First, a "continuation ID" means there has to be a continuation stored on the server (or else you'd be saying "continuation state", not "continuation ID"). This is still stateful, even if the application in question doesn't always need it.

Second, the existence of a "sitemap" indicates a centralized architecture. A decentralized web object framework wouldn't have such a thing as a "site map". Take a look at this site... objects nest within objects, as is visible by their URLs. And as data is added, the trees grow and change. That's not possible with a single static "site map".

URLs should represent persistent things, or methods upon persistent things. That's what the web is. Trying to use continuations for a web application just means you don't really understand what the web is for, like a programmer who writes a highly-modal GUI, fighting the event-driven model every step of the way. Like GUIs, Web apps naturally fit to an event-driven asynchronous messaging model. Even better, they usually fit a transaction-per-event model, which makes them even easier to write than GUIs.

To me, the only legitimate use of cross-event continuations in a web application is to model the state machines of published persistent objects. For example, a web workflow object might use continuations to track the stage of the workflow instance. But, that is something that occurs behind the REST representation of the workflow instance, because the continuation is shared for everyone referencing that instance. In other words, such a continuation is not part of the UI view, it's part of the application domain model.

More on continuations

Posted by Anonymous User at 2003-11-24 12:52 AM

> First, a "continuation ID" means there has to be a continuation > stored on the server (or else you'd be saying "continuation state", > not "continuation ID"). This is still stateful, even if the application > in question doesn't always need it.

Of course the continuations approach is for stateful applications. Which serious business orientated applications do you want to write without state?

> Second, the existence of a "sitemap" indicates a centralized architecture. > A decentralized web object framework wouldn't have such a thing as a "site map". > Take a look at this site... objects nest within objects, as is visible by their > URLs. And as data is added, the trees grow and change. That's not > possible with a single static "site map".

As you refer to the Cocoon sitemap: It's not one single static sitemap. You can nest as many sitemaps as you need. Then the sitemap is "only" a mapping between URI space and applications (in Cocoon we use pipelines) which serve this URI. We do it explicitly and not implicitly (like the file/script to URL mapping of e.g. httpd.)

> URLs should represent persistent things, or methods upon persistent things. > That's what the web is.

As long as you can rely on stateless applications fine - but what happens if your requirements grow? How can you implement the fact "a user is logged in" without a state on the server in a safe way?

> Trying to use continuations for a web application > just means you don't really understand what the web is for,

What is the web for? (just curious)

> like a programmer > who writes a highly-modal GUI, fighting the event-driven model every step of > the way. Like GUIs, Web apps naturally fit to an event-driven asynchronous > messaging model. Even better, they usually fit a transaction-per-event model, > which makes them even easier to write than GUIs.

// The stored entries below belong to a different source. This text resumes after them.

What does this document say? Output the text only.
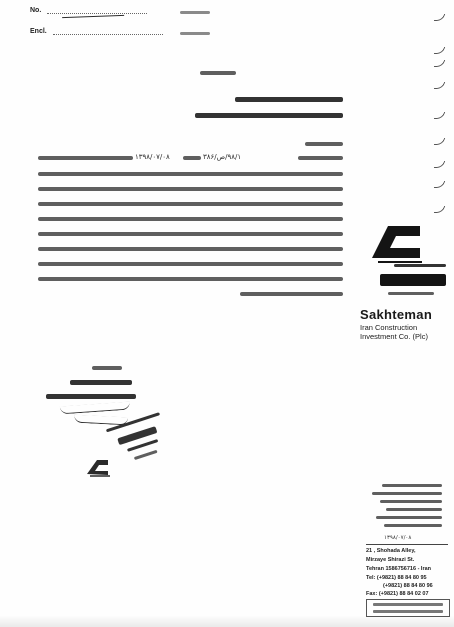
No.
Encl.
۹۸/۱/ص/۳۸۶
۱۳۹۸/۰۷/۰۸
Sakhteman
Iran Construction
Investment Co. (Plc)
۱۳۹۸/۰۷/۰۸
21 , Shohada Alley,
Mirzaye Shirazi St.
Tehran 1586756716 - Iran
Tel: (+9821) 88 84 80 95
(+9821) 88 84 80 96
Fax: (+9821) 88 84 02 07
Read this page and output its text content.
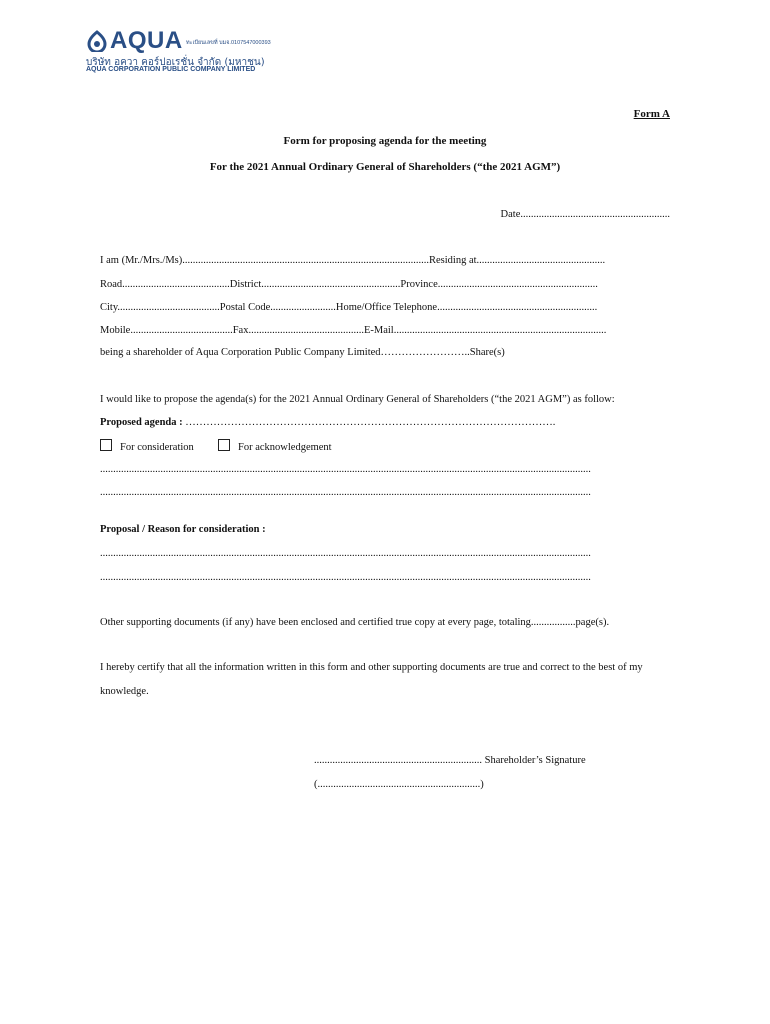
AQUA ทะเบียนเลขที่ บมจ.0107547000393
บริษัท อควา คอร์ปอเรชั่น จำกัด (มหาชน)
AQUA CORPORATION PUBLIC COMPANY LIMITED
Form A
Form for proposing agenda for the meeting
For the 2021 Annual Ordinary General of Shareholders (“the 2021 AGM”)
Date.........................................................
I am (Mr./Mrs./Ms)..............................................................................................Residing at.................................................
Road.........................................District.....................................................Province.............................................................
City.......................................Postal Code.........................Home/Office Telephone.............................................................
Mobile.......................................Fax............................................E-Mail.................................................................................
being a shareholder of Aqua Corporation Public Company Limited……………………..Share(s)
I would like to propose the agenda(s) for the 2021 Annual Ordinary General of Shareholders (“the 2021 AGM”) as follow:
Proposed agenda : …………………………………………………………………………………………….
For consideration	For acknowledgement
...........................................................................................................................................................................................
...........................................................................................................................................................................................
Proposal / Reason for consideration :
...........................................................................................................................................................................................
...........................................................................................................................................................................................
Other supporting documents (if any) have been enclosed and certified true copy at every page, totaling.................page(s).
I hereby certify that all the information written in this form and other supporting documents are true and correct to the best of my
knowledge.
................................................................ Shareholder’s Signature
(..............................................................)
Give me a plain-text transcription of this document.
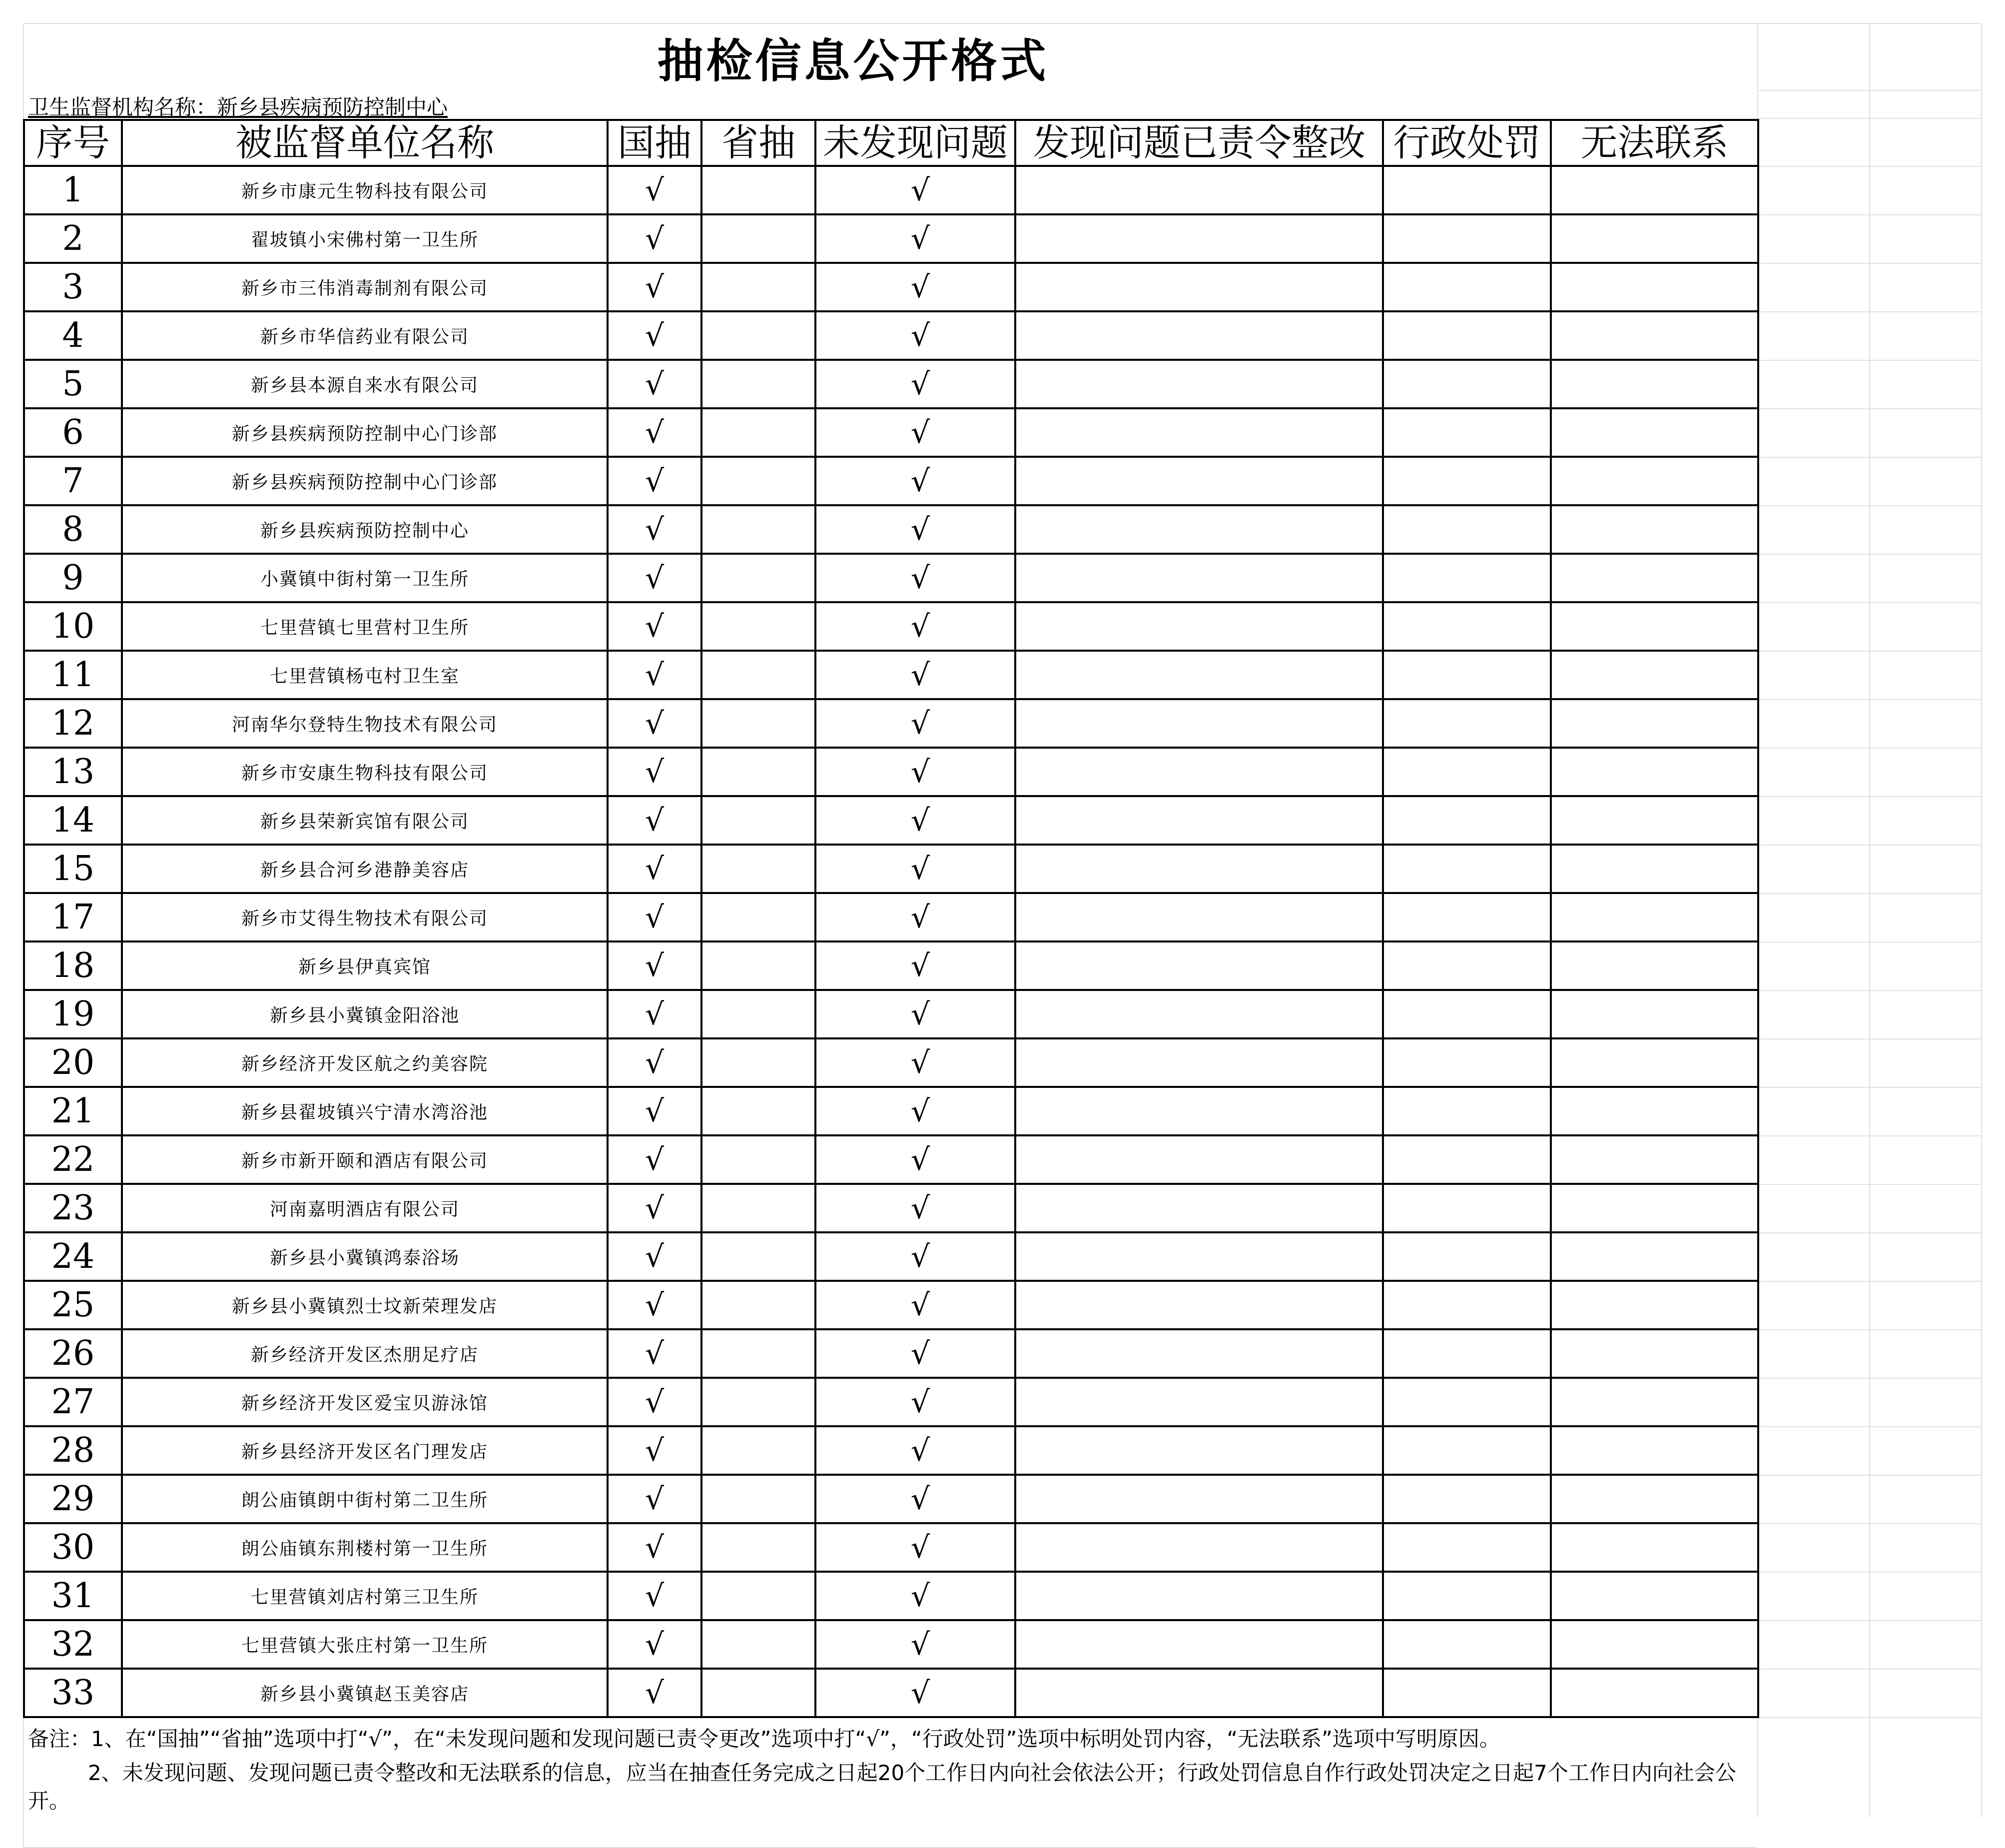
抽检信息公开格式
卫生监督机构名称：新乡县疾病预防控制中心
序号	被监督单位名称	国抽	省抽	未发现问题	发现问题已责令整改	行政处罚	无法联系
1	新乡市康元生物科技有限公司	√		√			
2	翟坡镇小宋佛村第一卫生所	√		√			
3	新乡市三伟消毒制剂有限公司	√		√			
4	新乡市华信药业有限公司	√		√			
5	新乡县本源自来水有限公司	√		√			
6	新乡县疾病预防控制中心门诊部	√		√			
7	新乡县疾病预防控制中心门诊部	√		√			
8	新乡县疾病预防控制中心	√		√			
9	小冀镇中街村第一卫生所	√		√			
10	七里营镇七里营村卫生所	√		√			
11	七里营镇杨屯村卫生室	√		√			
12	河南华尔登特生物技术有限公司	√		√			
13	新乡市安康生物科技有限公司	√		√			
14	新乡县荣新宾馆有限公司	√		√			
15	新乡县合河乡港静美容店	√		√			
17	新乡市艾得生物技术有限公司	√		√			
18	新乡县伊真宾馆	√		√			
19	新乡县小冀镇金阳浴池	√		√			
20	新乡经济开发区航之约美容院	√		√			
21	新乡县翟坡镇兴宁清水湾浴池	√		√			
22	新乡市新开颐和酒店有限公司	√		√			
23	河南嘉明酒店有限公司	√		√			
24	新乡县小冀镇鸿泰浴场	√		√			
25	新乡县小冀镇烈士坟新荣理发店	√		√			
26	新乡经济开发区杰朋足疗店	√		√			
27	新乡经济开发区爱宝贝游泳馆	√		√			
28	新乡县经济开发区名门理发店	√		√			
29	朗公庙镇朗中街村第二卫生所	√		√			
30	朗公庙镇东荆楼村第一卫生所	√		√			
31	七里营镇刘店村第三卫生所	√		√			
32	七里营镇大张庄村第一卫生所	√		√			
33	新乡县小冀镇赵玉美容店	√		√			

备注：1、在“国抽”“省抽”选项中打“√”，在“未发现问题和发现问题已责令更改”选项中打“√”，“行政处罚”选项中标明处罚内容，“无法联系”选项中写明原因。

2、未发现问题、发现问题已责令整改和无法联系的信息，应当在抽查任务完成之日起20个工作日内向社会依法公开；行政处罚信息自作行政处罚决定之日起7个工作日内向社会公开。
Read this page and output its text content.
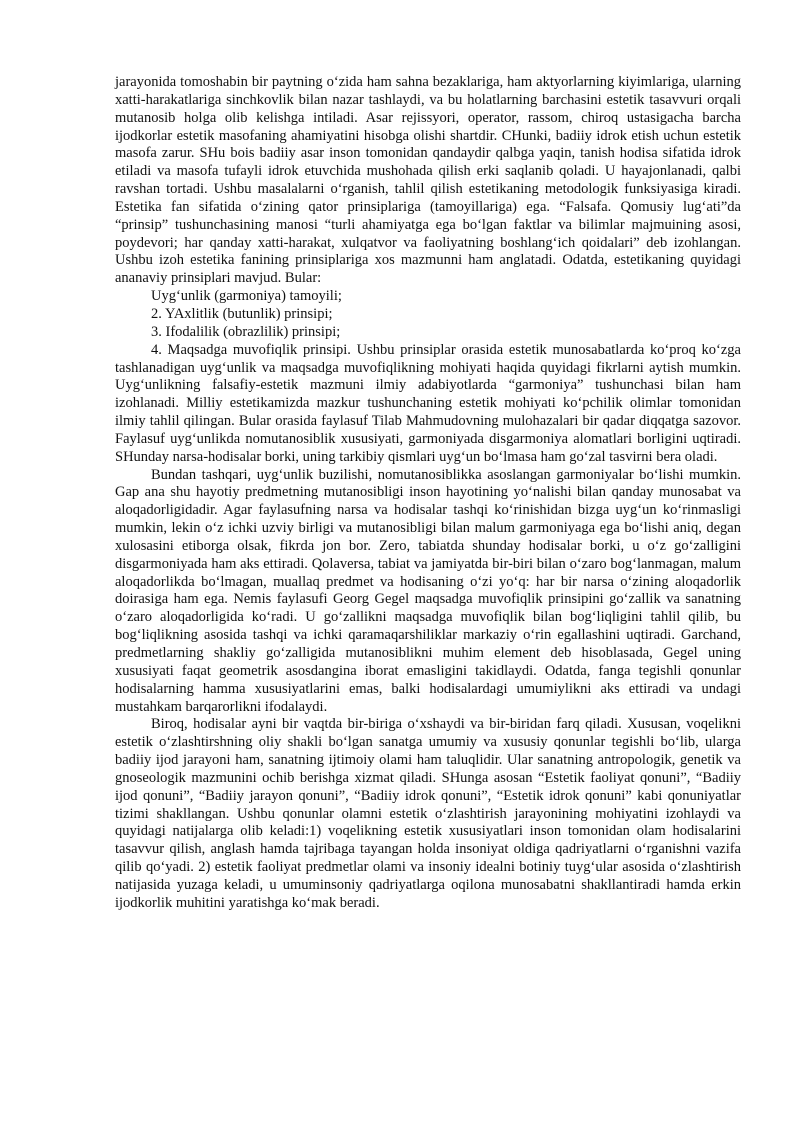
jarayonida tomoshabin bir paytning o‘zida ham sahna bezaklariga, ham aktyorlarning kiyimlariga, ularning xatti-harakatlariga sinchkovlik bilan nazar tashlaydi, va bu holatlarning barchasini estetik tasavvuri orqali mutanosib holga olib kelishga intiladi. Asar rejissyori, operator, rassom, chiroq ustasigacha barcha ijodkorlar estetik masofaning ahamiyatini hisobga olishi shartdir. CHunki, badiiy idrok etish uchun estetik masofa zarur. SHu bois badiiy asar inson tomonidan qandaydir qalbga yaqin, tanish hodisa sifatida idrok etiladi va masofa tufayli idrok etuvchida mushohada qilish erki saqlanib qoladi. U hayajonlanadi, qalbi ravshan tortadi. Ushbu masalalarni o‘rganish, tahlil qilish estetikaning metodologik funksiyasiga kiradi. Estetika fan sifatida o‘zining qator prinsiplariga (tamoyillariga) ega. “Falsafa. Qomusiy lug‘ati”da “prinsip” tushunchasining manosi “turli ahamiyatga ega bo‘lgan faktlar va bilimlar majmuining asosi, poydevori; har qanday xatti-harakat, xulqatvor va faoliyatning boshlang‘ich qoidalari” deb izohlangan. Ushbu izoh estetika fanining prinsiplariga xos mazmunni ham anglatadi. Odatda, estetikaning quyidagi ananaviy prinsiplari mavjud. Bular:

Uyg‘unlik (garmoniya) tamoyili;

2. YAxlitlik (butunlik) prinsipi;

3. Ifodalilik (obrazlilik) prinsipi;

4. Maqsadga muvofiqlik prinsipi. Ushbu prinsiplar orasida estetik munosabatlarda ko‘proq ko‘zga tashlanadigan uyg‘unlik va maqsadga muvofiqlikning mohiyati haqida quyidagi fikrlarni aytish mumkin. Uyg‘unlikning falsafiy-estetik mazmuni ilmiy adabiyotlarda “garmoniya” tushunchasi bilan ham izohlanadi. Milliy estetikamizda mazkur tushunchaning estetik mohiyati ko‘pchilik olimlar tomonidan ilmiy tahlil qilingan. Bular orasida faylasuf Tilab Mahmudovning mulohazalari bir qadar diqqatga sazovor. Faylasuf uyg‘unlikda nomutanosiblik xususiyati, garmoniyada disgarmoniya alomatlari borligini uqtiradi. SHunday narsa-hodisalar borki, uning tarkibiy qismlari uyg‘un bo‘lmasa ham go‘zal tasvirni bera oladi.

Bundan tashqari, uyg‘unlik buzilishi, nomutanosiblikka asoslangan garmoniyalar bo‘lishi mumkin. Gap ana shu hayotiy predmetning mutanosibligi inson hayotining yo‘nalishi bilan qanday munosabat va aloqadorligidadir. Agar faylasufning narsa va hodisalar tashqi ko‘rinishidan bizga uyg‘un ko‘rinmasligi mumkin, lekin o‘z ichki uzviy birligi va mutanosibligi bilan malum garmoniyaga ega bo‘lishi aniq, degan xulosasini etiborga olsak, fikrda jon bor. Zero, tabiatda shunday hodisalar borki, u o‘z go‘zalligini disgarmoniyada ham aks ettiradi. Qolaversa, tabiat va jamiyatda bir-biri bilan o‘zaro bog‘lanmagan, malum aloqadorlikda bo‘lmagan, muallaq predmet va hodisaning o‘zi yo‘q: har bir narsa o‘zining aloqadorlik doirasiga ham ega. Nemis faylasufi Georg Gegel maqsadga muvofiqlik prinsipini go‘zallik va sanatning o‘zaro aloqadorligida ko‘radi. U go‘zallikni maqsadga muvofiqlik bilan bog‘liqligini tahlil qilib, bu bog‘liqlikning asosida tashqi va ichki qaramaqarshiliklar markaziy o‘rin egallashini uqtiradi. Garchand, predmetlarning shakliy go‘zalligida mutanosiblikni muhim element deb hisoblasada, Gegel uning xususiyati faqat geometrik asosdangina iborat emasligini takidlaydi. Odatda, fanga tegishli qonunlar hodisalarning hamma xususiyatlarini emas, balki hodisalardagi umumiylikni aks ettiradi va undagi mustahkam barqarorlikni ifodalaydi.

Biroq, hodisalar ayni bir vaqtda bir-biriga o‘xshaydi va bir-biridan farq qiladi. Xususan, voqelikni estetik o‘zlashtirshning oliy shakli bo‘lgan sanatga umumiy va xususiy qonunlar tegishli bo‘lib, ularga badiiy ijod jarayoni ham, sanatning ijtimoiy olami ham taluqlidir. Ular sanatning antropologik, genetik va gnoseologik mazmunini ochib berishga xizmat qiladi. SHunga asosan “Estetik faoliyat qonuni”, “Badiiy ijod qonuni”, “Badiiy jarayon qonuni”, “Badiiy idrok qonuni”, “Estetik idrok qonuni” kabi qonuniyatlar tizimi shakllangan. Ushbu qonunlar olamni estetik o‘zlashtirish jarayonining mohiyatini izohlaydi va quyidagi natijalarga olib keladi:1) voqelikning estetik xususiyatlari inson tomonidan olam hodisalarini tasavvur qilish, anglash hamda tajribaga tayangan holda insoniyat oldiga qadriyatlarni o‘rganishni vazifa qilib qo‘yadi. 2) estetik faoliyat predmetlar olami va insoniy idealni botiniy tuyg‘ular asosida o‘zlashtirish natijasida yuzaga keladi, u umuminsoniy qadriyatlarga oqilona munosabatni shakllantiradi hamda erkin ijodkorlik muhitini yaratishga ko‘mak beradi.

For simple requirments you can use simple technologies but once again, how do you handle states or if you say we don't need state at all how to you implement things like "a user is logged in" in a safe way?

> To me, the only legitimate

Sorry, I don't like your wording here: "legitimate" sounds like the one and only allowed solution and all others are wrong/idiots/...

... our world doesn't work this way ...

> use of cross-event continuations in a web application > is to model the state machines of published persistent objects. For example, > a web workflow object might use continuations to track the stage of the workflow > instance. But, that is something that occurs behind the REST representation of > the workflow instance, because the continuation is shared for everyone referencing > that instance. In other words, such a continuation is not part of the UI view, > it's part of the application domain model.